10月19日の予約開始に向けて、ソフトバンクがiPhone XRの価格を発表。それを見て驚いた。
64GBが10万6560円。アップルの直販価格が9万1584円だから1万5000円も高いのだ。他の容量も概ね1万5000円程度、高い値付けだ。
この記事は、毎週土曜日に配信されているメールマガジン「石川温のスマホ業界新聞」から、一部を転載したものです。今回の記事は2018年10月13日に配信されたものです。メールマガジン購読(月額540円・税込)の申し込みはこちらから。
かつて孫社長は「SIMロックを解除された高い端末をあえて欲しいというユーザーがそんなにいると思えない」と言い切ったことがある。2014年当時の発言ではあるが、まさか4年で、SIMフリー端末よりもSIMロックのかかった端末のほうが高くなるとは思いもしなかった。300年先を読む孫社長でも、このような事態は予想できなかったはずだ。
アップルで購入したほうが、キャリアで買うよりも安くなるというのがちょっと理解に苦しむ。ひょっとして何が裏があるのではないかと穿った見方をしたくなる。
そこで、ひとつ考えられるのが通信料金に適用されるキャンペーンの存在だ。
ソフトバンクでは、機種変更あるいは新規契約し、新料金プランを契約したユーザーに対して「1年おトク割」が適用され、1年間、毎月1000円が割引される。

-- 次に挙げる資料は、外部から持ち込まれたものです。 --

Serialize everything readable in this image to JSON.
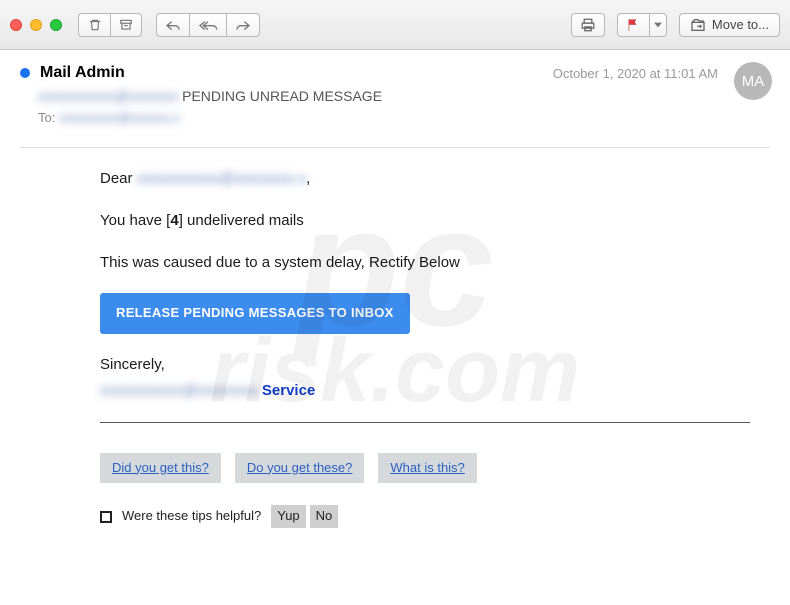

さらに、11月末まで「ギガ使い放題キャンペーン+」として、2019年4月の請求分まで毎月1000円が引かれるというものも存在する。
ギガ使い放題キャンペーン+は9月14日に発表されたが、おそらく、13日にKDDIが発表した「iPhoneギガトクキャンペーン」に対抗したものと思われる。
料金プランの競争上、1000円でも安く見せたいために、このようなキャンペーンを展開するのは理解できるし、ユーザーとしては大歓迎だ。
しかし、キャンペーンに釣られて契約したものの、実際は端末代金が他のところよりも高く、結局、支払う総額は他社と変わらない、あるいは他社よりも高かったというのでは、結果として消費者はどう思うのか。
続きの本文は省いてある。